The last to occur in our lifetime, a rare celestial event called a transit of Venus is set to take place on Tuesday, June 5. The Oregon Observatory at Sunriver will host a free transit of Venus viewing party for this exciting occurrence.  Filtered solar telescopes and indirect viewing methods will be available for safely observing the transit.

For a $5 donation, you will also receive some special solar eclipse glasses that allow you to look at the Sun.

A transit of Venus is the observed passage of the planet Venus across the disk of the sun. It occurs when Venus, orbiting the sun “on the inside track,” catches up to and passes the slower Earth. To viewers, Venus will appear as a small dot in the foreground, making its passage (or “transit”) from left to right across the face of the sun.

The transit will commence just after 3pm when Venus appears to the east of the Sun. The greatest transit movement will occur at 6:29 p.m. when Venus appears just off-center to the right of the northern area of the sun. The sun will set at 8:55 p.m. and the transit will end at 9:44 p.m. as Venus exits to the west of the sun.

It is important to use eye protection or indirect viewing techniques when observing this transit activity. Viewers should use only an approved solar filter which blocks dangerous ultraviolet and infrared radiation as well as visible light.  Special solar viewing glasses are available.

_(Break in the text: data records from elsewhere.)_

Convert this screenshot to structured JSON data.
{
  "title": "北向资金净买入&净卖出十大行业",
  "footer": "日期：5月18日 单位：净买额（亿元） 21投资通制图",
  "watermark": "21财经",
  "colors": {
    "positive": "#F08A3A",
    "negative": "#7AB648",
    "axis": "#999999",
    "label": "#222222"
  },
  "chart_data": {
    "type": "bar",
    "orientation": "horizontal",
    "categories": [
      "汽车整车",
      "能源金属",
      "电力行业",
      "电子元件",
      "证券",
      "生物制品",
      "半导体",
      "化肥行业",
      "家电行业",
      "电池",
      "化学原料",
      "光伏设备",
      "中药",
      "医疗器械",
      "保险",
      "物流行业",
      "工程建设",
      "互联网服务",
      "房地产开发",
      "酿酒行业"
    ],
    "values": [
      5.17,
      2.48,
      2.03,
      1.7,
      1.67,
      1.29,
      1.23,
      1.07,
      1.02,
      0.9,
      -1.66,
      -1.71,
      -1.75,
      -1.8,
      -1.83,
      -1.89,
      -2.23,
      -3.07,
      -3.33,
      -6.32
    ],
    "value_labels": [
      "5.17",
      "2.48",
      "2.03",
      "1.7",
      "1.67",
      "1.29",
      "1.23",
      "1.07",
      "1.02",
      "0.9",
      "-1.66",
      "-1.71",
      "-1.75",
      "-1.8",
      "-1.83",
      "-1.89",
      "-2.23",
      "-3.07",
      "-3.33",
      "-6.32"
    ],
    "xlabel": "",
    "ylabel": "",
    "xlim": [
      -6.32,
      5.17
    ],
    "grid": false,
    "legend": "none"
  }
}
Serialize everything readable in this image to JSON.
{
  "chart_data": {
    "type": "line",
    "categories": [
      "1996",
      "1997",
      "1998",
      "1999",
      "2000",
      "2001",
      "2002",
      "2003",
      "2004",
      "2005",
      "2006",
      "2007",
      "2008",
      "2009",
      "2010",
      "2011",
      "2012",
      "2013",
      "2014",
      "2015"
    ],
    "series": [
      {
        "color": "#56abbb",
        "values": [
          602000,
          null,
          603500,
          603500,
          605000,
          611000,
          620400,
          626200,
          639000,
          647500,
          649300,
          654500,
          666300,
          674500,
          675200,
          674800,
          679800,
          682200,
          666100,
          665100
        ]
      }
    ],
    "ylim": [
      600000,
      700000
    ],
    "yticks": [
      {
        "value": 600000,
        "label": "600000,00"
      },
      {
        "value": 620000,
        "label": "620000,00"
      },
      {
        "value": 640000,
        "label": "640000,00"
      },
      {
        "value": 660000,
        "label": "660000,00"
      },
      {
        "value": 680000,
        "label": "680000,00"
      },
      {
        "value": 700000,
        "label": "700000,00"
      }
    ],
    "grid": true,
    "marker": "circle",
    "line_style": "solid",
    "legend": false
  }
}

Transits of Venus always occur in pairs that are spaced eight years apart. Each pair of occurrences is then not repeated for more than a century. For example, the last transit of Venus took place on June 8, 2004, and of course the next one will be visible this June of 2012. The previous pair of transits occurred in December, 1874 and December, 1882. After 2012, the next transits of Venus will take place in December 2117 and December 2125.

The Oregon Observatory at Sunriver is the largest non-profit, educational public viewing facility in the United States. During the past eclipse, they had more than 10 telescopes fitted with special solar filters that allowed guests to view the Sun directly and safely. Staff will be providing access to multiple telescopes again for this event. They will also be taking pictures during the event that will be available.